Filmin son cümlesinin ‘Çirkini helikopterler değil, güzel öldürdü’ olması ise bu durumu daha iyi açıklıyor. Hatta nokta bile koyuyor “King Kong”un temasal bütününe. Teknolojinin yavaş yavaş insanlığı alıp götüreceğini, eski metot savaşların geçerli olmadığını vurgulamaya yarıyor bu cümle.
Bu konuyu bir kenara bırakıp “King Kong” isminin 78 yıllık süreçte karşımıza çıktığı sayısız yeri de ele almak şart. Filmin 1976 tarihli John Guillermin imzalı ve 2005 tarihli Peter Jackson imzalı A sınıfı ezberi yutmuş yeniden çevrimleri var öncelikle. Bunun yanında 1934’de bir de devam filmi üretildi. “Son of Kong” isimli eserin efektçisi ilk film ile aynı. Bu sebeple de zaman içinde markalaşmasını normal karşılayabiliriz 1933 tarihli eserin.
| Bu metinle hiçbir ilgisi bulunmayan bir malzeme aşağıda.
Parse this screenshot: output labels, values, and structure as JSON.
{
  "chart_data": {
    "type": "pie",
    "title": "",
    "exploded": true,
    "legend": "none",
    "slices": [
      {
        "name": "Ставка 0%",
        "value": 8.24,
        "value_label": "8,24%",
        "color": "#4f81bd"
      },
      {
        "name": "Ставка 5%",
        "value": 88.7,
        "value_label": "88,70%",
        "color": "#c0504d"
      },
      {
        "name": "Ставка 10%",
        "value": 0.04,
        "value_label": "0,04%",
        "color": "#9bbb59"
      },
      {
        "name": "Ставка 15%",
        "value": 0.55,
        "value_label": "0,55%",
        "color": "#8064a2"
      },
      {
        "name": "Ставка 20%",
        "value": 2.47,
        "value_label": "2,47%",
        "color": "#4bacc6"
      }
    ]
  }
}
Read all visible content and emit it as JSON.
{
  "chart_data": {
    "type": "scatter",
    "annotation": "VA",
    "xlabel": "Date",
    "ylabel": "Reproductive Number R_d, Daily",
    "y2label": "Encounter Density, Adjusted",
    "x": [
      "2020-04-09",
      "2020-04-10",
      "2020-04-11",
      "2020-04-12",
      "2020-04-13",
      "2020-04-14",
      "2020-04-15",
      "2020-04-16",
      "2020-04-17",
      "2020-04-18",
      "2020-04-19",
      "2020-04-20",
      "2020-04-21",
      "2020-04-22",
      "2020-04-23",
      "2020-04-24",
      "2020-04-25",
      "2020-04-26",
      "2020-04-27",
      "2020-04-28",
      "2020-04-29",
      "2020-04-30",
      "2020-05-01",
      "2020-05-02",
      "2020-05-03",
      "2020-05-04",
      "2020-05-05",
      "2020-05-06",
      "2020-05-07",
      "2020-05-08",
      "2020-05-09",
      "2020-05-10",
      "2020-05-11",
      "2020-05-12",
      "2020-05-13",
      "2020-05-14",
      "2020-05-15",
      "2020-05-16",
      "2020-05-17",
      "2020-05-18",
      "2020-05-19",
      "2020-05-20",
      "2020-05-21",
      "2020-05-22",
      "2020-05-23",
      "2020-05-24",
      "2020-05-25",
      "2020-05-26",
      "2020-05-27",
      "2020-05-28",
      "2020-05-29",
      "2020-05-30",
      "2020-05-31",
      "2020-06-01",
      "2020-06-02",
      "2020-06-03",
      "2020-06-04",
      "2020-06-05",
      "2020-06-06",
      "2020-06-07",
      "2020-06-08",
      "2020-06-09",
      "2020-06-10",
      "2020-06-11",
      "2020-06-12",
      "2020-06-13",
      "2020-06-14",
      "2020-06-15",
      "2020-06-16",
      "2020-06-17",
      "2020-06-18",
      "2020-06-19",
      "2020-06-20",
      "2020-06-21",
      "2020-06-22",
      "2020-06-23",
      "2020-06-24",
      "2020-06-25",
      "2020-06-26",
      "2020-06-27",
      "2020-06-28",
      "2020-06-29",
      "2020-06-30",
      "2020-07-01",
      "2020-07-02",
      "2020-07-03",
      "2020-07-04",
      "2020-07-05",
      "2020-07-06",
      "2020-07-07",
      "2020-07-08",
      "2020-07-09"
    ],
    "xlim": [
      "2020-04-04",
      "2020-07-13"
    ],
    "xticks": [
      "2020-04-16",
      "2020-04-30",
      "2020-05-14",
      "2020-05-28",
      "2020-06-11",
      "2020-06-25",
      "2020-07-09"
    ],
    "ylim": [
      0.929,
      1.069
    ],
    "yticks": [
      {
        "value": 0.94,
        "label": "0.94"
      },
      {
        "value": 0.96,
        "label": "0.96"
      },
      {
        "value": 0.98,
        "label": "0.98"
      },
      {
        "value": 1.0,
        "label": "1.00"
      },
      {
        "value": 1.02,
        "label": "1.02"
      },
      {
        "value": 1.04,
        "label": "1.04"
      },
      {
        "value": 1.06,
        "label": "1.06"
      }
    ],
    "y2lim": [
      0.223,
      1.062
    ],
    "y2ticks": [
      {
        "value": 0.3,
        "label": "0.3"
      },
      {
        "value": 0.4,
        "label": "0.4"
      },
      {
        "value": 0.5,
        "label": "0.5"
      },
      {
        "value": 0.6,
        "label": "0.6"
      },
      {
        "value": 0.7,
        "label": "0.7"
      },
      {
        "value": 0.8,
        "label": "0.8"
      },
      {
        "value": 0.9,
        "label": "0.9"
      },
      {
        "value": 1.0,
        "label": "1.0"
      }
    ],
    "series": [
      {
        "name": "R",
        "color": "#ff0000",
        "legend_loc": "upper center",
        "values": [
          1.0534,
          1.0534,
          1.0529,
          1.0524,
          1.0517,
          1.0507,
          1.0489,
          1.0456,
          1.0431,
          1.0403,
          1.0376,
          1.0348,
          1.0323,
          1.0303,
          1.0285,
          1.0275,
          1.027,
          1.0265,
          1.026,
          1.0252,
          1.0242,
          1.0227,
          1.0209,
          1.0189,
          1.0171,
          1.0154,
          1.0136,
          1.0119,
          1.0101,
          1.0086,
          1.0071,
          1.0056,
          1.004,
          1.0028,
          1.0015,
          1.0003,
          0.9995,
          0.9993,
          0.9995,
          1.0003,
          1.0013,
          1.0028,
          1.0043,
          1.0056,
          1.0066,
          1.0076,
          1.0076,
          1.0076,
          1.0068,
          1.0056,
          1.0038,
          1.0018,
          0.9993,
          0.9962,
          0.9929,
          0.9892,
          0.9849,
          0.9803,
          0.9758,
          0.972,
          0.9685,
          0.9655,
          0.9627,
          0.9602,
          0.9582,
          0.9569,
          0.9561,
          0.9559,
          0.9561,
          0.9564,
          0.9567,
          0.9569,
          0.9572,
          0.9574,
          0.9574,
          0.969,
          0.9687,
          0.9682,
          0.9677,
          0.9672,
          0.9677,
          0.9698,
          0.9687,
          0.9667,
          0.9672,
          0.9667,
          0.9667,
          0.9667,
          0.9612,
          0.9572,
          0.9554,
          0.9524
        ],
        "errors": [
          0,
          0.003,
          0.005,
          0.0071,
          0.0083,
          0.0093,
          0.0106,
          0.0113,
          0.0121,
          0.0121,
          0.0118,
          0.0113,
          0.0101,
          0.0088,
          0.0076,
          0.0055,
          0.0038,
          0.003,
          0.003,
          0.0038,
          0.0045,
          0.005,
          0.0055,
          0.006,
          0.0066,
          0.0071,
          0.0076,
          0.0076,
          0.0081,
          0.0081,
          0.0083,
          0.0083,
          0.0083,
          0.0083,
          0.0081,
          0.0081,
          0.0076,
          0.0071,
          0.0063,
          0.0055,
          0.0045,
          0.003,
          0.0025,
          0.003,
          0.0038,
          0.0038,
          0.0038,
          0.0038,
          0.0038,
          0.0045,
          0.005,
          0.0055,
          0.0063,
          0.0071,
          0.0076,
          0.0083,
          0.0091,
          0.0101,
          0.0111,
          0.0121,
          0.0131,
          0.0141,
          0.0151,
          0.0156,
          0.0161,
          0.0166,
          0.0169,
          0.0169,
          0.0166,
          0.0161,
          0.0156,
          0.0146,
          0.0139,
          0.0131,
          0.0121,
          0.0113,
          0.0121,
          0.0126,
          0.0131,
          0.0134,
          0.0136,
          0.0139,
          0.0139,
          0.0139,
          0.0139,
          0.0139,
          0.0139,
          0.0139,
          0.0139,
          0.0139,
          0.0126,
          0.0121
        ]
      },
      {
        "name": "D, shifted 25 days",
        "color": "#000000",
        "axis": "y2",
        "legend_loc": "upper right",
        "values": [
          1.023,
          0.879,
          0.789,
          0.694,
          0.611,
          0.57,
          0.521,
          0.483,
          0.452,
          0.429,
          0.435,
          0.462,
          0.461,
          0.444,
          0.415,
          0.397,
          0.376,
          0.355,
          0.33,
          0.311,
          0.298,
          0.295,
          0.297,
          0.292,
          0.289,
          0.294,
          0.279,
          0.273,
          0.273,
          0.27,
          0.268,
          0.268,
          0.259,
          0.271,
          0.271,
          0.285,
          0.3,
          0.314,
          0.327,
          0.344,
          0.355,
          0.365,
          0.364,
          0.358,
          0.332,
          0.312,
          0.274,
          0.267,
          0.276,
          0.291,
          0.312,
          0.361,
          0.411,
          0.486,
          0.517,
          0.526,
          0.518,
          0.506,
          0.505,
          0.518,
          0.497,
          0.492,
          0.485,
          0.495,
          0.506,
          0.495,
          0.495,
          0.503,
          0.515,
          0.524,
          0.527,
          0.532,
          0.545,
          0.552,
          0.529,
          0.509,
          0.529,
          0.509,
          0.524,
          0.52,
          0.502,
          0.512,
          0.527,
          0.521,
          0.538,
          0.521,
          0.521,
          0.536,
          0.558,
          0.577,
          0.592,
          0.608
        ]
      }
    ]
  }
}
Zaten Universal Studios’ın içinde sondaki tren sahnesini içeren bir tema parkı mevcut. Bu da onun “Jaws: Denizin Dişleri” (“Jaws”, 1975), “Geleceğe Dönüş” (“Back to the Future”, 1985) gibi markalaşmış filmlerle beraber anılmasını sağlıyor. En azından projeyi sonradan satın alan Universal’ın bu duruma bir ‘merchandising’ (ticari ürün) yaklaşımıyla destek verdiği görülebiliyor.
5-Takipçileri
Öncelikle “The Ape” (1940), “Captive Wild Woman” (1943), “Mighty Joe Young” (1949), “Gorilla at Large” (1954) gibi canavardan açılma ‘maymun filmi’nin erken dönem temsilcileri var. Bunlardan üçüncüsünün 1990’larda projelendirilen Charlize Theron’lu yeniden çevrimi ise artık bu mantığın ‘Disney’ düzeyinde aile filmi üretmeye kaydığını ispatlıyor.
Buna karşın alanın “Link” (1985), “Monkey Shines” (1988), “Shakma” (1990), “Phenomena” (1985), “Congo” (1995) gibi korku-bilimkurgu arasında gidip gelen mensupları da mevcutlar dahilinde işlevlerini sürdürüyorlar.
Ancak “King Kong”un etkisi daha çok Japonya’dan serileşen ‘Godzilla’ serisi, Spielberg’in imzasını taşıyan ‘Jurassic Park’ serisi (ki ikinci filmde şehre inen T-Rex yoluyla bariz bir gönderme de var) ve “Rodan” (1962) gibi eserlerde olmuştur. 2006’da “Yaratık” (“Gwoemul”) ve 2008’de “Canavar” (“Cloverfield”) gibi ‘canavar filmi’ni yenileyen eserler üremesi ise bir şeylerin eskidiğini kanıtlamıştır.
Kimlik:
King Kong
Yapım yılı: 1933
Yönetmen: Merian C. Cooper, Ernest B. Schoedsack
Oyuncular: Fay Wray, Robert Armstrong, Bruce Cabot, Frank Reicher, Sam Hardy, Noble Johnson
Senaryo: James Ashmore Creelamn, Ruth Rose (Merian C. Cooper ve Edgar Wallace’ın fikir ve hikayesinden)
Bütçe: 670.000 $
NEREDEN BULABİLİRİZ?
Türkiye’de DVD’si yok. İngilizce altyazılı versiyonu amazon.com’dan temin edilebilir.